What NFV and SDN can do for intercloud applications
Thu 10 Nov 2016

In the new research paper entitled ZeroTouch Provisioning (ZTP) Model and Infrastructure Components for Multi-provider Cloud Services Provisioning, researchers from Amsterdam, Macedonia and the Netherlands address the problem of provisioning inter-cloud network connectivity by adding SDN-based network provisioning to the model.
Zero Touch Provisioning, Operation and Management (ZTP or ZTPOM) has been used for fast provisioning of virtual servers to new network devices for a while, but it hasn’t yet fully rounded on the problem of intercloud (rather than intracloud) automation.
The paper proposes the re-use of recent developments in large-scale services deployment, extended with ZTP-enabled network infrastructure provisioning – underpinned with Network Functions Virtualisation (NFV) and Software Defined Networks (SDN).
The researchers presented a demonstration of the concept, a use-case scenario involving a multi-cloud application for real-time UHD video editing – one of the most data-intensive prospects for any cloud-based framework.

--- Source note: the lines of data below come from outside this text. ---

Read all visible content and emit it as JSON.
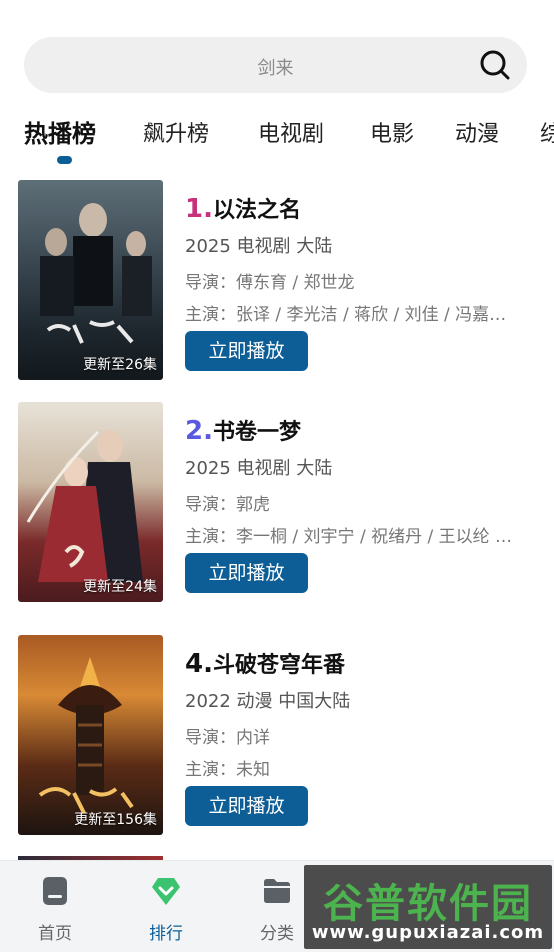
{
  "search": {
    "placeholder": "剑来"
  },
  "tabs": [
    {
      "label": "热播榜"
    },
    {
      "label": "飙升榜"
    },
    {
      "label": "电视剧"
    },
    {
      "label": "电影"
    },
    {
      "label": "动漫"
    },
    {
      "label": "综"
    }
  ],
  "items": [
    {
      "rank": "1.",
      "rank_color": "#c8307c",
      "title": "以法之名",
      "meta": "2025  电视剧  大陆",
      "director": "导演：傅东育 / 郑世龙",
      "cast": "主演：张译 / 李光洁 / 蒋欣 / 刘佳 / 冯嘉…",
      "poster_caption": "更新至26集",
      "button": "立即播放"
    },
    {
      "rank": "2.",
      "rank_color": "#5a5ae0",
      "title": "书卷一梦",
      "meta": "2025  电视剧  大陆",
      "director": "导演：郭虎",
      "cast": "主演：李一桐 / 刘宇宁 / 祝绪丹 / 王以纶 …",
      "poster_caption": "更新至24集",
      "button": "立即播放"
    },
    {
      "rank": "4.",
      "rank_color": "#111111",
      "title": "斗破苍穹年番",
      "meta": "2022  动漫  中国大陆",
      "director": "导演：内详",
      "cast": "主演：未知",
      "poster_caption": "更新至156集",
      "button": "立即播放"
    }
  ],
  "bottom_nav": [
    {
      "label": "首页",
      "icon": "home-icon"
    },
    {
      "label": "排行",
      "icon": "rank-diamond-icon"
    },
    {
      "label": "分类",
      "icon": "folder-icon"
    }
  ],
  "watermark": {
    "title": "谷普软件园",
    "url": "www.gupuxiazai.com"
  },
  "colors": {
    "accent": "#0d5e96",
    "rank_tab_green": "#3cc36f"
  }
}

The system uses NFV in concert with Service Function Chaining (SFC) over an SDN-based OCX network. NFV is used to modify functions performed over active traffic while an SDN programmable network provides real-time agility and transparency.
In the demo, the gOCX programmable instance directs traffic flow between Cloud Service Providers (CSPs), each of which is furnishing a specific video editing function, all taking place within a framework defined by the user in real-time. The SFC structure is based on VLAN stitching and MAC rewrites, to separate paths and functions.
The researchers contend that their new protocol for identifying service function paths (Network Services Headers, or NSH) will add new possibilities for SFC to develop even more elaborate intercloud scenarios:
‘The proposed ZTPOM over the OCX infrastructure creates a complete ecosystem that fosters the development of new multi-cloud services and application that can directly interact with the underlying cloud aware agile programmable network. Using the NFV paradigm, the OCX marketplace can become a pool of virtualized resources that can be used for defining composite complex applications in a modular way by the means of SFC. In this way, the creation of custom multi-cloud solutions used by research community can be pushed towards the zero-touch experience for the end-users that can now focus on what they need opposed to how to do it.’
The team envisages that under this system the OCX marketplace could be re-imagined as a fund of virtualised resources available to create composite complex applications in modular fashion, by leveraging SFC – paving the way for ‘zero touch’ experience for academic and other high-volume data practitioners needing to assemble unique resources from disparate clouds. The researchers anticipate more investigation into multi-domain SDN, incorporating components of Self-Organised Networks (SON). The ultimate aim is the self-provisioning intercloud network application – no small goal.